L’istituto disciplinato dall’articolo 230-bis del Codice civile trova il proprio trattamento fiscale all’articolo 5 del Tuir, secondo un meccanismo di trasparenza limitata. Al comma 4, viene, infatti, previsto che il reddito d’impresa è imputato (in presenza di una serie di condizioni) a ciascun familiare che abbia prestato in modo continuativo e prevalente la sua attività di lavoro nell’impresa, proporzionalmente alla sua quota di partecipazione agli utili ma, complessivamente, nei limiti del 49% del totale. Con risoluzione 134/E/2017 l’Agenzia ha esteso questi concetti alle unioni civili e alle convivenze di fatto (articolo 230-ter). In caso di accertamento, secondo le Entrate l’intero maggior reddito è richiesto al titolare (circolari 6/9/207/1984 e 23/E/2003) che è l’unico soggetto nei cui confronti possono essere irrogate le sanzioni amministrative e penali derivanti dagli atti impositivi riferiti all’impresa (in questo senso, anche l’ordinanza di Cassazione 34222/2019 e la sentenza 30842/2017, secondo la quale, peraltro, i redditi imputati ai collaboratori perdono la natura di reddito d’impresa assumendo quella di redditi di lavoro).
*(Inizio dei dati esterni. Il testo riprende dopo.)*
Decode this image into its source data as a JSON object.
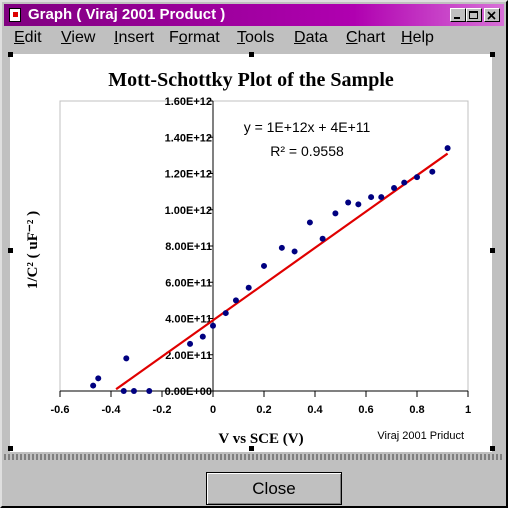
{
  "window": {
    "title": "Graph ( Viraj 2001 Product )",
    "title_gradient": [
      "#800080",
      "#d870d8"
    ]
  },
  "menu": [
    {
      "pre": "",
      "u": "E",
      "post": "dit"
    },
    {
      "pre": "",
      "u": "V",
      "post": "iew"
    },
    {
      "pre": "",
      "u": "I",
      "post": "nsert"
    },
    {
      "pre": "F",
      "u": "o",
      "post": "rmat"
    },
    {
      "pre": "",
      "u": "T",
      "post": "ools"
    },
    {
      "pre": "",
      "u": "D",
      "post": "ata"
    },
    {
      "pre": "",
      "u": "C",
      "post": "hart"
    },
    {
      "pre": "",
      "u": "H",
      "post": "elp"
    }
  ],
  "chart_data": {
    "type": "scatter",
    "title": "Mott-Schottky Plot of the Sample",
    "xlabel": "V vs SCE (V)",
    "ylabel": "1/C² ( uF⁻² )",
    "xlim": [
      -0.6,
      1.0
    ],
    "ylim": [
      0,
      1600000000000.0
    ],
    "x_ticks": [
      "-0.6",
      "-0.4",
      "-0.2",
      "0",
      "0.2",
      "0.4",
      "0.6",
      "0.8",
      "1"
    ],
    "y_ticks": [
      "0.00E+00",
      "2.00E+11",
      "4.00E+11",
      "6.00E+11",
      "8.00E+11",
      "1.00E+12",
      "1.20E+12",
      "1.40E+12",
      "1.60E+12"
    ],
    "equation": "y = 1E+12x + 4E+11",
    "r_squared": "R² = 0.9558",
    "watermark": "Viraj 2001 Priduct",
    "grid": false,
    "series": [
      {
        "marker_color": "#000080",
        "points": [
          [
            -0.47,
            30000000000.0
          ],
          [
            -0.45,
            70000000000.0
          ],
          [
            -0.35,
            0
          ],
          [
            -0.34,
            180000000000.0
          ],
          [
            -0.31,
            0
          ],
          [
            -0.25,
            0
          ],
          [
            -0.09,
            260000000000.0
          ],
          [
            -0.04,
            300000000000.0
          ],
          [
            0.0,
            360000000000.0
          ],
          [
            0.05,
            430000000000.0
          ],
          [
            0.09,
            500000000000.0
          ],
          [
            0.14,
            570000000000.0
          ],
          [
            0.2,
            690000000000.0
          ],
          [
            0.27,
            790000000000.0
          ],
          [
            0.32,
            770000000000.0
          ],
          [
            0.38,
            930000000000.0
          ],
          [
            0.43,
            840000000000.0
          ],
          [
            0.48,
            980000000000.0
          ],
          [
            0.53,
            1040000000000.0
          ],
          [
            0.57,
            1030000000000.0
          ],
          [
            0.62,
            1070000000000.0
          ],
          [
            0.66,
            1070000000000.0
          ],
          [
            0.71,
            1120000000000.0
          ],
          [
            0.75,
            1150000000000.0
          ],
          [
            0.8,
            1180000000000.0
          ],
          [
            0.86,
            1210000000000.0
          ],
          [
            0.92,
            1340000000000.0
          ]
        ]
      }
    ],
    "trendline": {
      "color": "#e00000",
      "slope": 1000000000000.0,
      "intercept": 390000000000.0,
      "x_range": [
        -0.38,
        0.92
      ]
    }
  },
  "buttons": {
    "close": "Close"
  }
}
Diversamente, con le stesse proporzioni del reddito, ai collaboratori familiari vanno imputate le rispettive quote delle ritenute d’acconto subite dall’impresa e, in linea generale, dei crediti d’imposta maturati.

Va poi ricordato che, nell’impresa familiare, l’intera perdita di periodo va attribuita al titolare, che è il solo soggetto che può fiscalmente utilizzarla in compensazione o a riporto.Per quanto riguarda l’uscita del collaboratore, la risoluzione 176/E/2008 ha chiarito che la somma liquidata non ha rilevanza reddituale, per cui non va assoggettata a Irpef in capo al collaboratore e non costituisce, parallelamente, componente negativo deducibile dal reddito d’impresa (Cassazione 15962/2019).Infine, in caso di plusvalenze emergenti dal trasferimento dell’azienda, la risoluzione 78/E/2015 ha optato per la rilevanza fiscale solo (e integralmente) in capo al titolare, in analogia con quanto da tempo chiarito con riferimento al conferimento di azienda (circolare 320/E/1997 e risoluzione 233/E/2008).